We cannot solve the technician shortage. A bold statement, but not one made without considerable thought and conversation. Equipment managers cannot look to the equipment industry; we cannot expect a broad reversal in systemic changes in the culture and the market.
Machine sophistication in both componentry and technology requires a highly educated technician, trained in diagnostics and electronics as much as in mechanical technique. Public schools, responding to community demands, have all but ostracized students who show a mechanical interest. Many of them drop out of high school, effectively eliminating their opportunity to learn the mathematics and science that today’s technician needs.
Competition for mechanically inclined men and women is heightened. Equipment distributors, auto dealers, and truck dealers are targeting the same young people that equipment fleets recruit.
Fleets have options, but they require a shift in effort from the national front to the local. Each fleet must recruit, train and competively compensate its own technicians. Managers must develop deep relationships in their own communities. They must find out where the public schools send the mechanically inclined students for their training. They can offer internships, apprenticeships and expertise to the technical school or community college in their area. Work with younger students, too, creating opportunities for them to interact with machinery and trucks during festivals or other family-oriented community events. And yes, fleets must evaluate their pay scales against the local market.

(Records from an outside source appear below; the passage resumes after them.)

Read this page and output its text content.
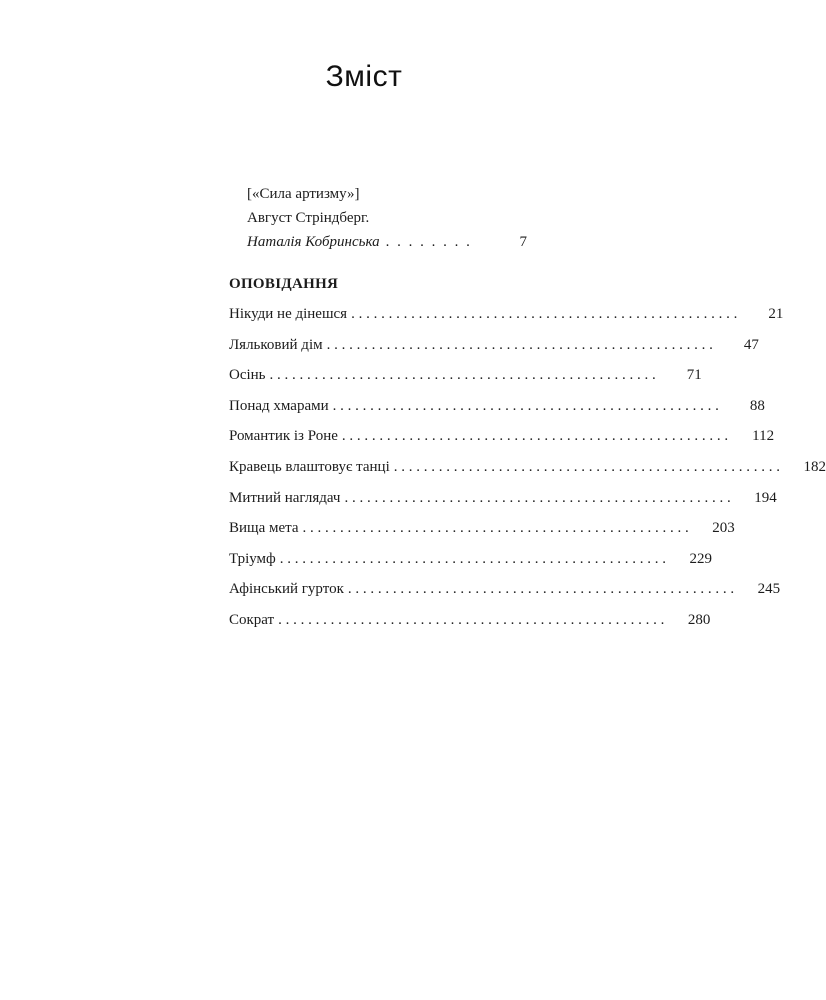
Зміст
[«Сила артизму»]
Август Стріндберг.
Наталія Кобринська . . . . . . . .	7
ОПОВІДАННЯ
Нікуди не дінешся . . .	21
Ляльковий дім . . .	47
Осінь . . .	71
Понад хмарами . . .	88
Романтик із Роне . . .	112
Кравець влаштовує танці . . .	182
Митний наглядач . . .	194
Вища мета . . .	203
Тріумф . . .	229
Афінський гурток . . .	245
Сократ . . .	280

In a recent blog, I suggested that fleets turn to equipment distributors for telematics support. Fleets could also turn to dealers for technician labor by outsourcing more complex maintenance and repair work.
Mike Vorster, who writes our Equipment Executive column, suggested another solution. Instead of increasing the supply of technician labor, Vorster said, decrease the demand for the labor. Take the technician problem to senior management, showing how improving machine care in-house would reduce the need for certain repairs. Operations, for example, could reduce operator abuse and neglect. As machine quality and durability continue to improve, fleets can replace labor-intensive machines with newer models.
Back to our opening bold statement. The industry cannot “solve” the shortage, but individual managers of equipment can. They must think differently—locally and strategically—because their fleet maintenance depends on it.